Visa/work permit sponsorship is not available.

Employment at HackerOne is contingent on a background check.

HackerOne is an Equal Opportunity Employer in the terms and conditions of employment for all employees and job applicants without regard to race, color, religion, sex, sexual orientation, age, gender identity or gender expression, national origin, pregnancy, disability or veteran status, or any other protected characteristic as outlined by international, federal, state, or local laws.

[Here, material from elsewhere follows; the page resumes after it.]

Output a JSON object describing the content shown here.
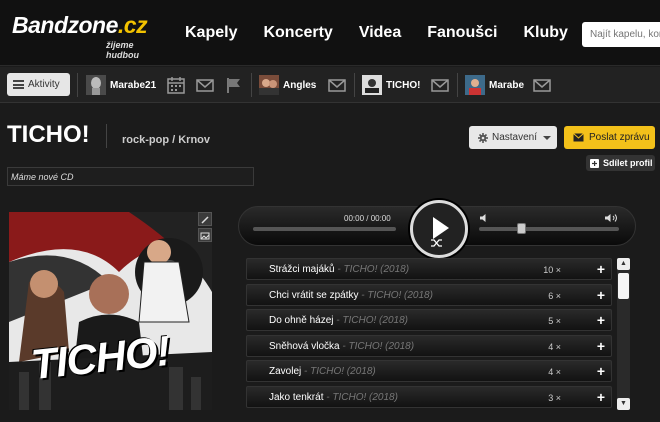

This policy applies to all HackerOne employment practices, including hiring, recruiting, promotion, termination, layoff, recall, leave of absence, compensation, benefits, training, and apprenticeship. HackerOne makes hiring decisions based solely on qualifications, merit, and business needs at the time.

For US based roles only: Pursuant to the San Francisco Fair Chance Ordinance, all qualified applicants with arrest and conviction records will be considered for the position.